At some time in the 1950s, my dad and at least two of our neighbours decided to buy a young pig which they could feed up then have it slaughtered when it was fat enough. The meat would then be shared between everyone involved.

They built a sty and an enclosing pen, using bricks and timber, in one of the gardens opposite our home. They also built a container – known as a ‘set pot’ – which would be used to cook food for the pig to eat. One of the men owned a pony and a small cart and he intended to collect potato peelings, vegetable waste, stale bread, etc. from neighbours and acquaintances in nearby streets. Once a week he took the pony, ’Dolly’, and cart to collect the food and return it to the garden with the pig where it would be prepared and fed to the pig.

I remember an occasion when the pony’s owner couldn’t, because of work commitments, do the collection so my dad agreed to do it. He asked me if I’d like to go with him and I said that I would. My dad had been shown how to hitch up the pony to the cart and how to get Dolly to move on when necessary. So we set off!

Dolly was so used to doing the ‘run’ that she knew the route and where to stop to collect the food. People usually left the food in bags just inside the gate to their back yards so things were fairly straightforward. All Dolly needed was an occasional “clack clack” tongue and mouth sound from my dad as he twitched the reins lightly to get the pony going.

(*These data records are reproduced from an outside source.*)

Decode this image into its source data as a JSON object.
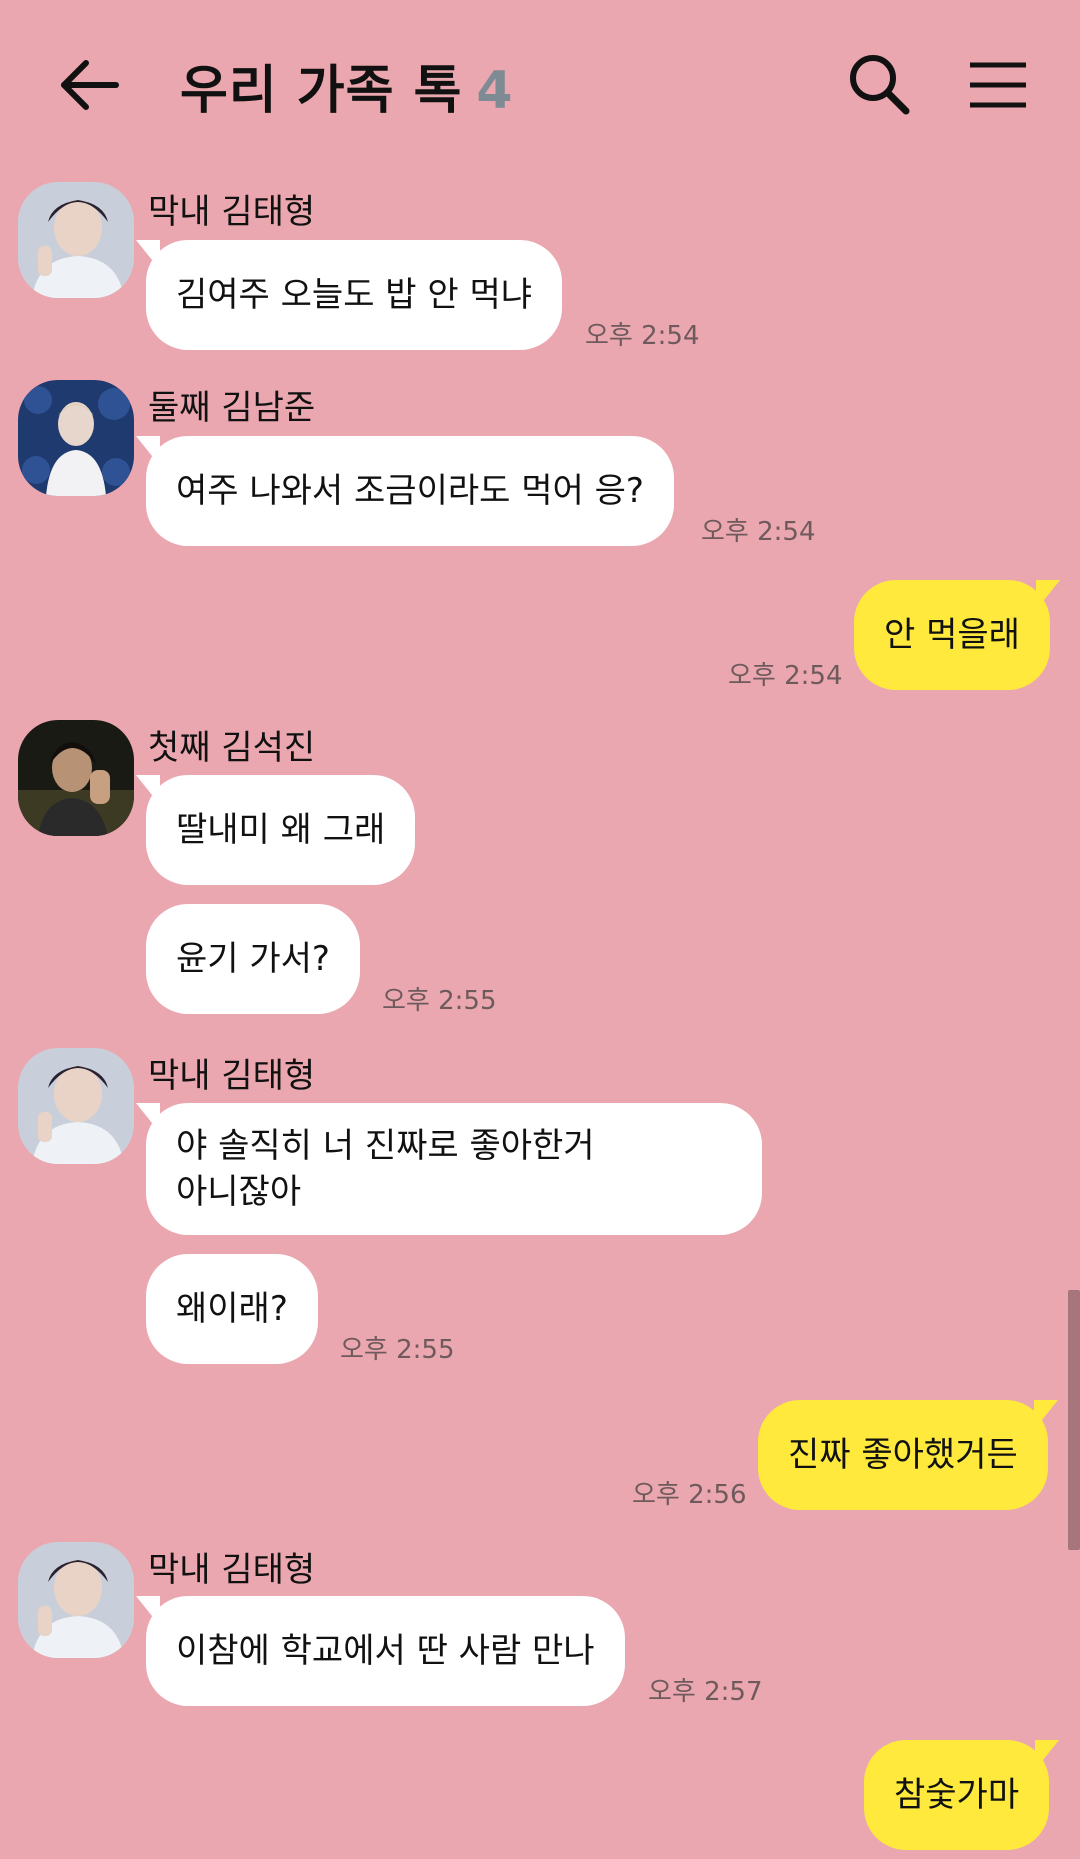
{
  "header": {
    "title": "우리 가족 톡",
    "member_count": "4",
    "icons": {
      "back": "back-arrow-icon",
      "search": "search-icon",
      "menu": "hamburger-menu-icon"
    }
  },
  "colors": {
    "background": "#EBA7AF",
    "incoming_bubble": "#FFFFFF",
    "outgoing_bubble": "#FEE93C",
    "member_count": "#7E8A94",
    "timestamp": "#6E5A5C"
  },
  "messages": [
    {
      "sender": "막내 김태형",
      "text": "김여주 오늘도 밥 안 먹냐",
      "time": "오후 2:54"
    },
    {
      "sender": "둘째 김남준",
      "text": "여주 나와서 조금이라도 먹어 응?",
      "time": "오후 2:54"
    },
    {
      "text": "안 먹을래",
      "time": "오후 2:54"
    },
    {
      "sender": "첫째 김석진",
      "text": "딸내미 왜 그래"
    },
    {
      "text": "윤기 가서?",
      "time": "오후 2:55"
    },
    {
      "sender": "막내 김태형",
      "text_line1": "야 솔직히 너 진짜로 좋아한거",
      "text_line2": "아니잖아"
    },
    {
      "text": "왜이래?",
      "time": "오후 2:55"
    },
    {
      "text": "진짜 좋아했거든",
      "time": "오후 2:56"
    },
    {
      "sender": "막내 김태형",
      "text": "이참에 학교에서 딴 사람 만나",
      "time": "오후 2:57"
    },
    {
      "text": "참숯가마"
    }
  ]
}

However, at one house, after we’d collected the food, Dolly refused to move. No amount of ‘clacking’ , rein twitching or encouragement would get her to move. Eventually, a lady came out of the yard carrying a crust of bread which she fed to Dolly whilst stroking the pony’s head. She explained that she always gave the pony a treat of some kind so Dolly would not move on until she’d received it. Whether or not the pony’s owner had forgotten to tell my dad about the ritual or whether he’d deliberately said nothing, in order to get my dad flummoxed, I’ll never know.